Sur Correspondance européenne   n° 278, du 10 janvier 2014

 Une politique de désintégration nationale cautionnée par le Premier Ministre

Peu avant Noël a été mis en ligne sur le site du Premier Ministre un rapport sur l’intégration, résultat des travaux de plusieurs groupes de réflexion mandaté à cet effet par Monsieur Eyrault. Ce rapport de plus de cinquante pages constitue sans doute un exemple parfait, mais terriblement inquiétant, de la mainmise de l’idéologie politiquement correcte sur le pouvoir socialiste.

A l’évidence les divers contributeurs à ce document sont obsédés par le passé colonial de la République française et par l’esclavage, aboli il y a il y a plus d’un siècle et demi ! A l’évidence, ils feignent d’ignorer que c’est la troisième République, radical-socialiste et franc-maçonne, qui a bâti l’empire colonial et que l’esclavage n’a pas été le seul fait des Européens, mais qu’il a été pratiqué à grande échelle par les arabo-musulmans et les Ottomans qui ont réduit en esclavage des millions d’Européens et d’Africains. Il transpire donc du texte une volonté anachronique de revanche voire de vengeance.

Consacré, en principe à la question de l’intégration, la papier comporte de façon significative 440 fois le mot droit et seulement 13 fois le mot devoir. Plus qu’un symbole, un état d’esprit. Au demeurant pas une phrase pour mentionner ce que la France a pu apporter aux étrangers et à leurs enfants qui s’y sont installés.
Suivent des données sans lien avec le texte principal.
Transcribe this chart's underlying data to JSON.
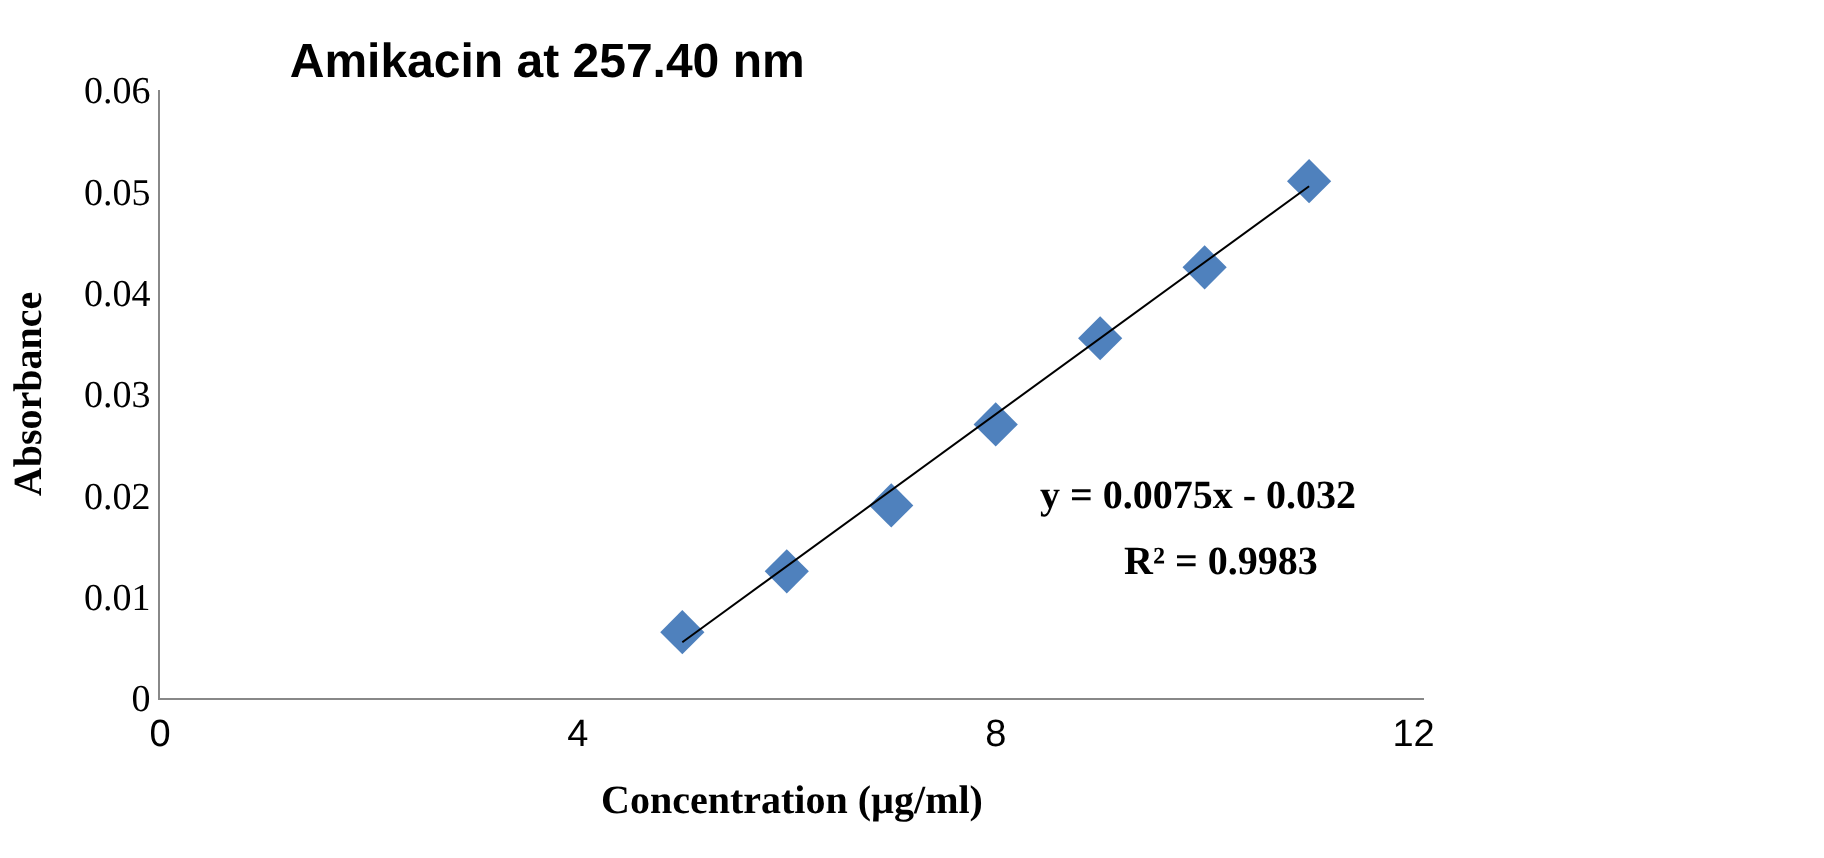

En revanche, les rédacteurs estiment qu’un travail « de remise à plat de l’histoire de France est nécessaire ». Et pourquoi donc ? Parce que « l’histoire enseignée se réfère à des figures incarnées qui demeurent très largement des “grands hommes” blancs et hétérosexuels » ! On croit rêver ou plutôt cauchemarder. Mais il se trouve que la France est en effet un pays européen et que les populations d’origine européenne sont effectivement de race blanche. Quant à l’hétérosexualité, elle est l’orientation naturelle de la sexualité alors que l’homosexualité n’a été et n’est que marginale. Etre obligé de rappeler ces vérités d’évidence dénote à quel point l’errance idéologique la plus absurde ravage notre pays. De surcroît, et contrairement à la doxa politiquement correcte, les études démographiques de longue période démontrent la France n’a pas été, tout au long de son histoire bi millénaire, un pays d’immigration. Ce phénomène n’est que très récent.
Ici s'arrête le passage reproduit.